Dança para Crianças?

Publicado em http://ctrlaltdanca.com/2014/03/04/texto-danca-para-criancas-gabriela-alcofra-propoe-reflexoes-a-partir-de-espetaculo-da-cia-dani-lima-rj/

DANÇA PARA CRIANÇAS? 

Sempre achei desafiadoras manifestações artísticas destinadas especialmente ao público infantil. Afinal, este público ingênuo e simples é também um dos mais sinceros e críticos. Agradá-los em meio à era digital, com tanto apelo tecnológico, onde realidades virtuais e virtuosismos audiovisuais estão tão presentes, é tarefa árdua para criadores. Se essas manifestações se enquadram na tão vasta categoria de “arte contemporânea”, visualizo um esforço ainda maior.

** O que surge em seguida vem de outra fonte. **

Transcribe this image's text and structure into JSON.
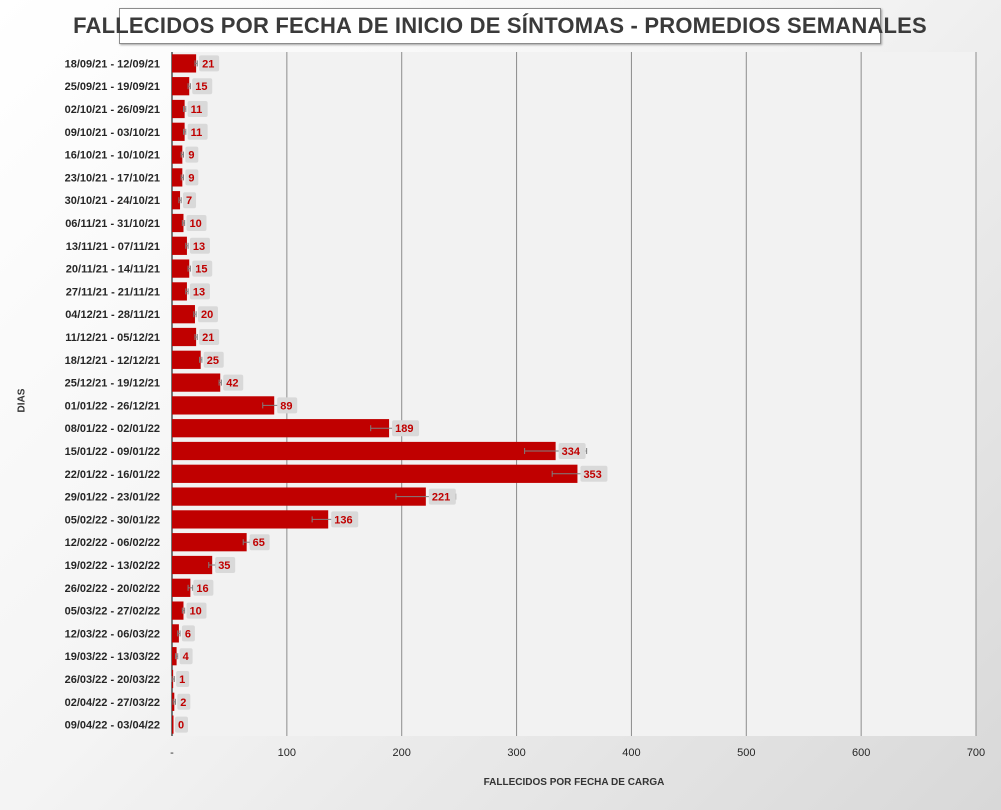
{
  "chart_data": {
    "type": "bar",
    "orientation": "horizontal",
    "title": "FALLECIDOS POR FECHA DE INICIO DE SÍNTOMAS - PROMEDIOS SEMANALES",
    "xlabel": "FALLECIDOS POR FECHA DE CARGA",
    "ylabel": "DIAS",
    "xlim": [
      0,
      700
    ],
    "xticks": [
      0,
      100,
      200,
      300,
      400,
      500,
      600,
      700
    ],
    "xtick_labels": [
      "-",
      "100",
      "200",
      "300",
      "400",
      "500",
      "600",
      "700"
    ],
    "grid": true,
    "bar_color": "#c00000",
    "label_bg_color": "#d9d9d9",
    "label_color": "#c00000",
    "plot_bg_color": "#f2f2f2",
    "categories": [
      "18/09/21 - 12/09/21",
      "25/09/21 - 19/09/21",
      "02/10/21 - 26/09/21",
      "09/10/21 - 03/10/21",
      "16/10/21 - 10/10/21",
      "23/10/21 - 17/10/21",
      "30/10/21 - 24/10/21",
      "06/11/21 - 31/10/21",
      "13/11/21 - 07/11/21",
      "20/11/21 - 14/11/21",
      "27/11/21 - 21/11/21",
      "04/12/21 - 28/11/21",
      "11/12/21 - 05/12/21",
      "18/12/21 - 12/12/21",
      "25/12/21 - 19/12/21",
      "01/01/22 - 26/12/21",
      "08/01/22 - 02/01/22",
      "15/01/22 - 09/01/22",
      "22/01/22 - 16/01/22",
      "29/01/22 - 23/01/22",
      "05/02/22 - 30/01/22",
      "12/02/22 - 06/02/22",
      "19/02/22 - 13/02/22",
      "26/02/22 - 20/02/22",
      "05/03/22 - 27/02/22",
      "12/03/22 - 06/03/22",
      "19/03/22 - 13/03/22",
      "26/03/22 - 20/03/22",
      "02/04/22 - 27/03/22",
      "09/04/22 - 03/04/22"
    ],
    "values": [
      21,
      15,
      11,
      11,
      9,
      9,
      7,
      10,
      13,
      15,
      13,
      20,
      21,
      25,
      42,
      89,
      189,
      334,
      353,
      221,
      136,
      65,
      35,
      16,
      10,
      6,
      4,
      1,
      2,
      0
    ],
    "error_bars": [
      1,
      1,
      1,
      1,
      1,
      1,
      1,
      1,
      1,
      1,
      1,
      1,
      1,
      1,
      1,
      10,
      16,
      27,
      22,
      26,
      14,
      3,
      3,
      2,
      1,
      1,
      1,
      1,
      1,
      0
    ]
  }
}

Sim, no cenário atual o conceito parece valer mais do que a técnica; a narrativa, assim como a expressão, são coadjuvantes e ficam à mercê de uma dramaturgia essencialmente baseada na ideia ou na própria ação. Sendo assim, sempre que ouço falar da tal “dança contemporânea para crianças”, me acometo de grande curiosidade sobre como o artista resolveu esse paradoxo entre atualidade artística e necessidade do público-alvo. Pequena Coleção de Todas as Coisas (2013) é a versão infantil do espetáculo (adulto) Pequeno Inventário de Coisas-Comuns (2009), ambos da Cia. Dani Lima (RJ). Por ser uma versão de outro, fiquei ainda mais curiosa e interessada.

Construído a partir de uma pesquisa feita em listas e sobre listas, o espetáculo adulto – Pequeno Inventário de Coisas-Comuns – desenvolve uma dramaturgia que movimenta corpos e objetos em tempos distintos (perceptíveis e sutis), numa quase interminável classificação de coisas – objetos, funções, tamanhos, cores, sensações. O espectador mergulhado na plasticidade dos elementos cênicos pode chegar a se perguntar se aquele espetáculo é de dança mesmo ou uma pesquisa plástica, que inclui também o formato audiovisual.  Obviamente, essa pergunta é capciosa no mundo contemporâneo, onde fronteiras entre campos de expressão quase já não existem mais. No entanto, confesso ver no espectador uma expectativa, um desejo de categorização que, se investigados a fundo nesse exemplo, se justificam pela pesquisa de movimento da cena e por breves duos durante o espetáculo.

A versão infantil – Pequena Coleção de Todas as Coisas – mantém semelhante o desenho de cena, os elementos cênicos e a proposta audiovisual, mas explora a fundo as funções e categorias dos seus objetos, numa explosão de cores “pop” que alegram e convidam o olhar. Numa poética próxima a de Manoel de Barros, os intérpretes abusam da des-funcionalização dos objetos e suas categorias, aguçando o exercício da criação em seu estado puro, convidando sentido e ação a caminharem juntos.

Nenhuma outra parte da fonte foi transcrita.